Alma 16:9-11

Brant Gardner

Mormon finishes the successful expulsion of the Lamanites by turning to the city of Ammonihah. He first notes that “every living soul of the Ammonihahites was destroyed.” Of course, that is hyperbole. Typically, some people survive such invasions, and if there was no one else, the returned captives survived. Mormon’s point is not pure and accurate history, however. It is theologically important to note that they were all destroyed, because the best shows the fulfillment of the prophecy.
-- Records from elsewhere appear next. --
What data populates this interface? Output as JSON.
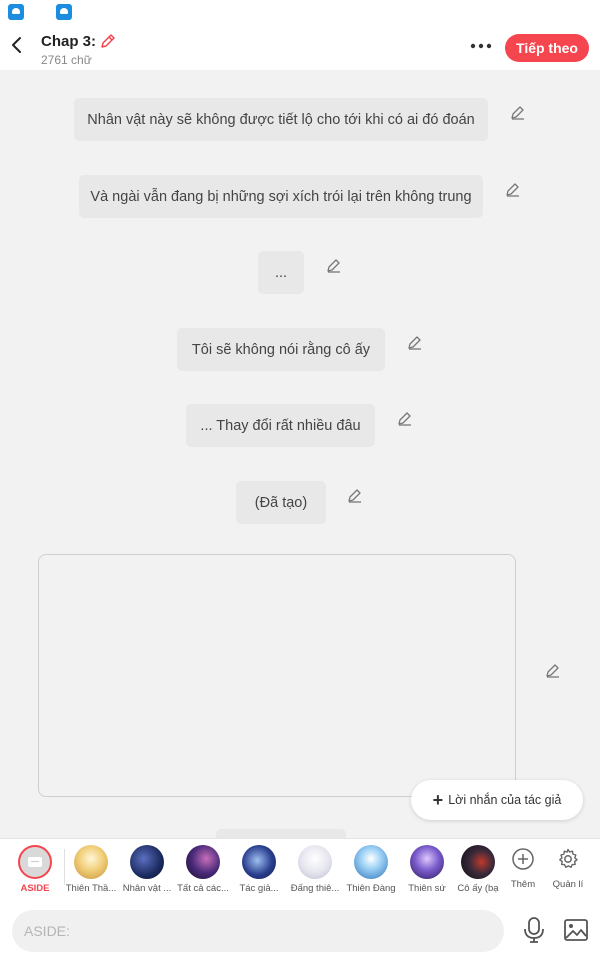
{
  "status_bar": {
    "icons": [
      "app-icon",
      "app-icon"
    ]
  },
  "header": {
    "title": "Chap 3:",
    "word_count": "2761 chữ",
    "next_label": "Tiếp theo",
    "accent": "#f5454e"
  },
  "messages": [
    "Nhân vật này sẽ không được tiết lộ cho tới khi có ai đó đoán",
    "Và ngài vẫn đang bị những sợi xích trói lại trên không trung",
    "...",
    "Tôi sẽ không nói rằng cô ấy",
    "... Thay đổi rất nhiều đâu",
    "(Đã tạo)"
  ],
  "author_button": {
    "label": "Lời nhắn của tác giả"
  },
  "characters": [
    {
      "label": "ASIDE",
      "selected": true
    },
    {
      "label": "Thiên Thầ...",
      "color": "#e8b84a"
    },
    {
      "label": "Nhân vật ...",
      "color": "#1b2a5e"
    },
    {
      "label": "Tất cả các...",
      "color": "#2b1a4a"
    },
    {
      "label": "Tác giả...",
      "color": "#2a3f8f"
    },
    {
      "label": "Đấng thiê...",
      "color": "#d8d8e6"
    },
    {
      "label": "Thiên Đàng",
      "color": "#4b8fd6"
    },
    {
      "label": "Thiên sứ",
      "color": "#6a4fb8"
    },
    {
      "label": "Cô ấy (bạ",
      "color": "#1a1a22"
    }
  ],
  "tools": {
    "more_label": "Thêm",
    "manage_label": "Quản lí"
  },
  "input": {
    "placeholder": "ASIDE:"
  }
}
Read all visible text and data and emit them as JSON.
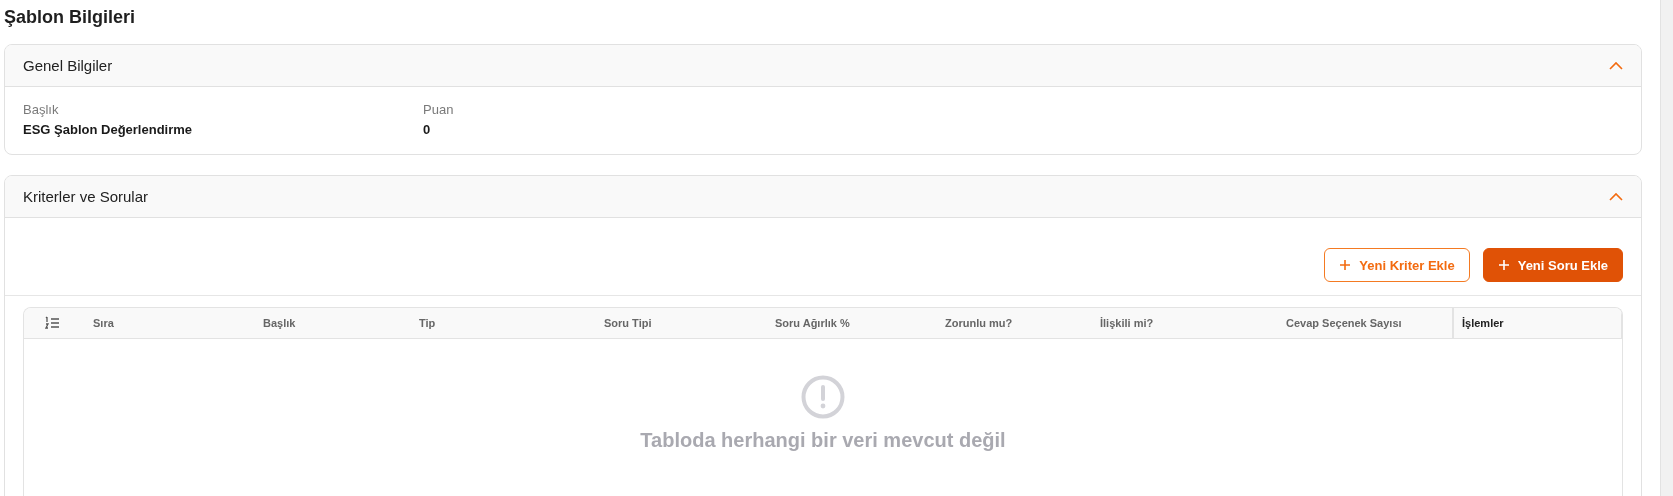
{
  "page_title": "Şablon Bilgileri",
  "general_panel": {
    "title": "Genel Bilgiler",
    "expanded": true,
    "fields": [
      {
        "label": "Başlık",
        "value": "ESG Şablon Değerlendirme"
      },
      {
        "label": "Puan",
        "value": "0"
      }
    ]
  },
  "criteria_panel": {
    "title": "Kriterler ve Sorular",
    "expanded": true,
    "buttons": [
      {
        "label": "Yeni Kriter Ekle",
        "kind": "outline"
      },
      {
        "label": "Yeni Soru Ekle",
        "kind": "primary"
      }
    ],
    "table": {
      "columns": [
        "Sıra",
        "Başlık",
        "Tip",
        "Soru Tipi",
        "Soru Ağırlık %",
        "Zorunlu mu?",
        "İlişkili mi?",
        "Cevap Seçenek Sayısı",
        "İşlemler"
      ],
      "empty_message": "Tabloda herhangi bir veri mevcut değil"
    }
  }
}
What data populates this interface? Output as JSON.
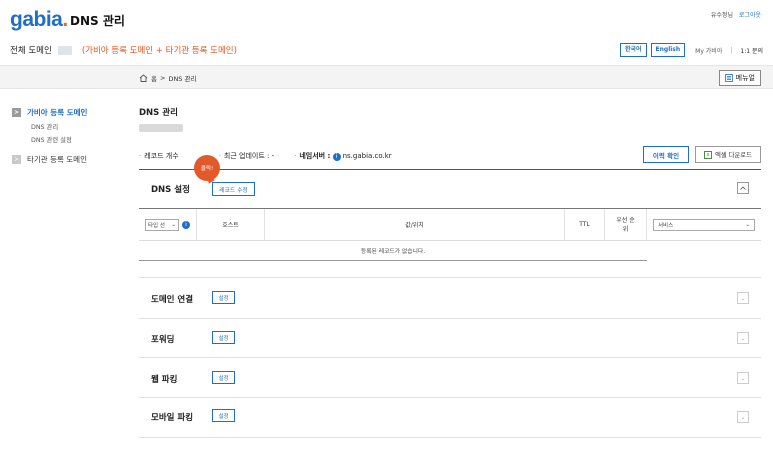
{
  "header": {
    "logo_text": "gabia",
    "logo_dot": ".",
    "title": "DNS 관리",
    "user_name": "유수정님",
    "logout": "로그아웃"
  },
  "domain_bar": {
    "label": "전체 도메인",
    "types": "(가비아 등록 도메인 + 타기관 등록 도메인)",
    "lang_ko": "한국어",
    "lang_en": "English",
    "my_gabia": "My 가비아",
    "separator": "|",
    "inquiry": "1:1 문의"
  },
  "breadcrumb": {
    "home": "홈",
    "separator": ">",
    "current": "DNS 관리"
  },
  "menu_button": "메뉴얼",
  "sidebar": {
    "items": [
      {
        "label": "가비아 등록 도메인",
        "arrow": ">"
      },
      {
        "label": "타기관 등록 도메인",
        "arrow": ">"
      }
    ],
    "subitems": [
      "DNS 관리",
      "DNS 관련 설정"
    ]
  },
  "main": {
    "title": "DNS 관리",
    "record_count_label": "레코드 개수",
    "updated_label": "최근 업데이트 : -",
    "ns_label": "네임서버 :",
    "ns_value": "ns.gabia.co.kr",
    "history_button": "이력 확인",
    "excel_button": "엑셀 다운로드",
    "bubble": "클릭!"
  },
  "dns_settings": {
    "title": "DNS 설정",
    "record_edit_button": "레코드 수정",
    "columns": {
      "type_select": "타입 선",
      "host": "호스트",
      "value": "값/위치",
      "ttl": "TTL",
      "priority": "우선 순위",
      "service_select": "서비스"
    },
    "empty_message": "등록된 레코드가 없습니다."
  },
  "sections": [
    {
      "title": "도메인 연결",
      "button": "설정"
    },
    {
      "title": "포워딩",
      "button": "설정"
    },
    {
      "title": "웹 파킹",
      "button": "설정"
    },
    {
      "title": "모바일 파킹",
      "button": "설정"
    }
  ],
  "icons": {
    "info": "info-icon",
    "home": "home-icon",
    "menu": "menu-icon",
    "excel": "excel-icon",
    "chevron_down": "chevron-down-icon",
    "chevron_up": "chevron-up-icon"
  },
  "colors": {
    "brand_blue": "#1f6ec7",
    "accent_orange": "#e8541c",
    "bubble_orange": "#e25a2a"
  }
}
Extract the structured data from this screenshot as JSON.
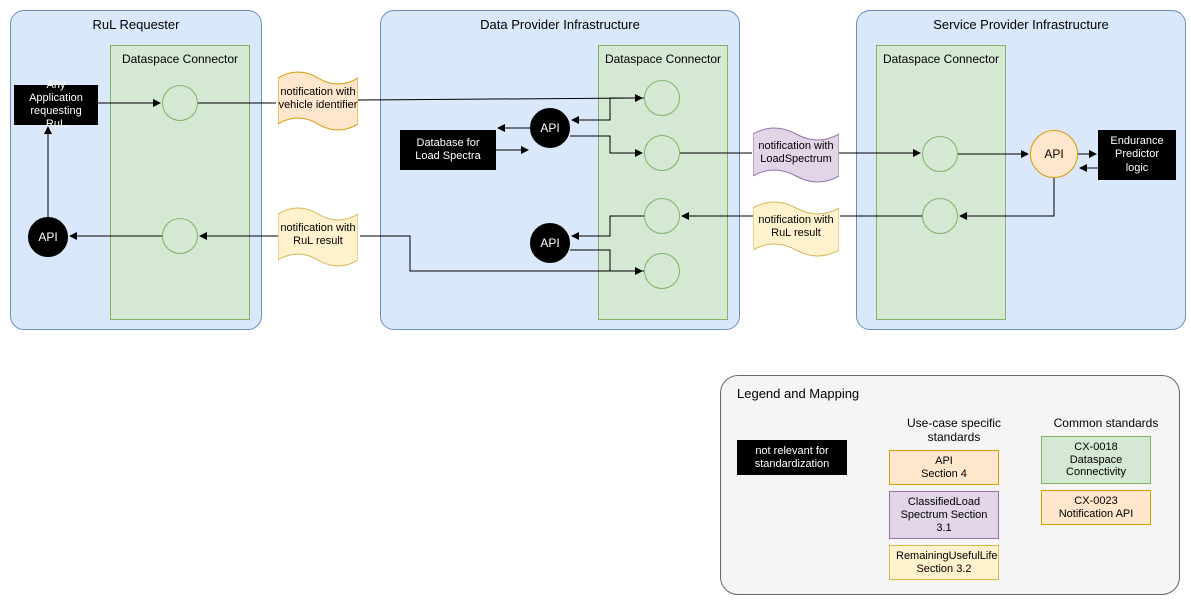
{
  "zones": {
    "rul": "RuL Requester",
    "dp": "Data Provider Infrastructure",
    "sp": "Service Provider Infrastructure"
  },
  "connector_label": "Dataspace Connector",
  "blocks": {
    "any_app": "Any Application requesting RuL",
    "db_spectra": "Database for Load Spectra",
    "endurance": "Endurance Predictor logic"
  },
  "api_label": "API",
  "notifications": {
    "vehicle_id": "notification with vehicle identifier",
    "loadspectrum": "notification with LoadSpectrum",
    "rul_result": "notification with RuL result"
  },
  "legend": {
    "title": "Legend and Mapping",
    "not_relevant": "not relevant for standardization",
    "usecase": "Use-case specific standards",
    "common": "Common standards",
    "api_sec": "API\nSection 4",
    "cls": "ClassifiedLoad Spectrum Section 3.1",
    "rul": "RemainingUsefulLife Section 3.2",
    "cx18": "CX-0018 Dataspace Connectivity",
    "cx23": "CX-0023 Notification API"
  }
}
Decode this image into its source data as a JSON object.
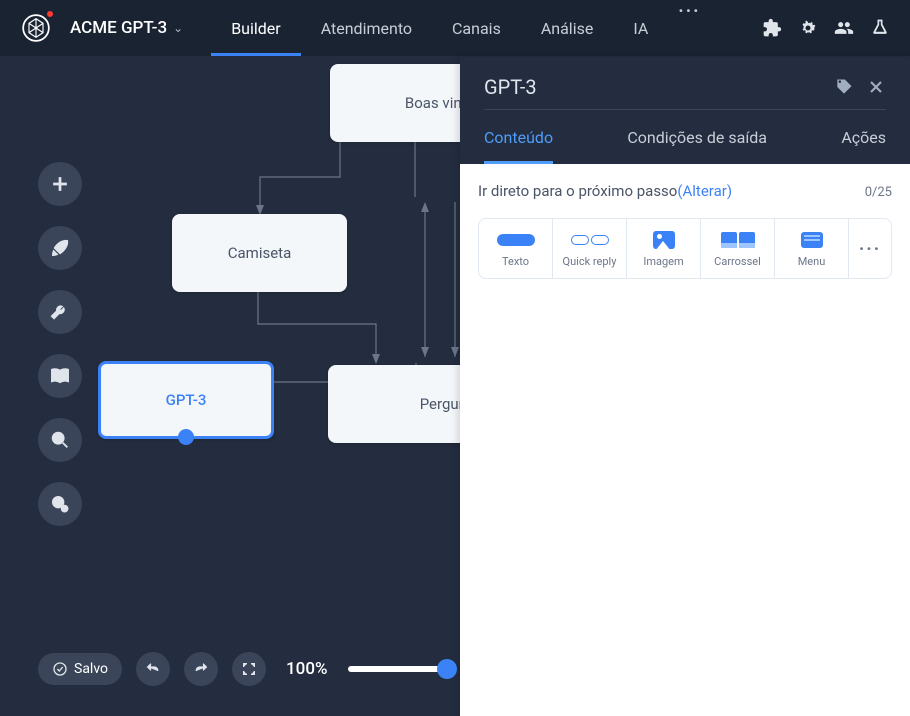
{
  "app": {
    "title": "ACME GPT-3"
  },
  "nav": {
    "tabs": [
      "Builder",
      "Atendimento",
      "Canais",
      "Análise",
      "IA"
    ],
    "active": 0
  },
  "nodes": {
    "boas_vindas": "Boas vindas",
    "camiseta": "Camiseta",
    "gpt3": "GPT-3",
    "pergunta": "Pergunta"
  },
  "bottom": {
    "save": "Salvo",
    "zoom": "100%"
  },
  "panel": {
    "title": "GPT-3",
    "tabs": {
      "content": "Conteúdo",
      "exit": "Condições de saída",
      "actions": "Ações"
    },
    "skip_text": "Ir direto para o próximo passo ",
    "alter": "(Alterar)",
    "count": "0/25",
    "types": {
      "texto": "Texto",
      "quick": "Quick reply",
      "imagem": "Imagem",
      "carrossel": "Carrossel",
      "menu": "Menu"
    }
  }
}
We are to remember that the righteous of Ammonihah had either been killed by the Ammonihahites or had fled to Sidom.

The picture of the heaped dead is meant to invoke destruction, and Mormon specifically says that “in one day it was left desolate.” Mormon places an extra meaning on the word desolate. He will use that word more and more in conjunction with both the lands, and the people of Jared. Mormon is setting up the comparison between desolation for Ammonihahite wickedness and the end of the Jaredites in desolation for their wickedness.

Notice how Mormon emphasizes the idea of desolation. “And it was called Desolation of Nehors.” “Their lands remained desolate.” It is not a coincidence that the land northward, the land that Mormon associates with the Jaredites, is called the Land Desolation, in dramatic counterpoint to the Nephite land to the south, the Land Bountiful. These are names with a purpose.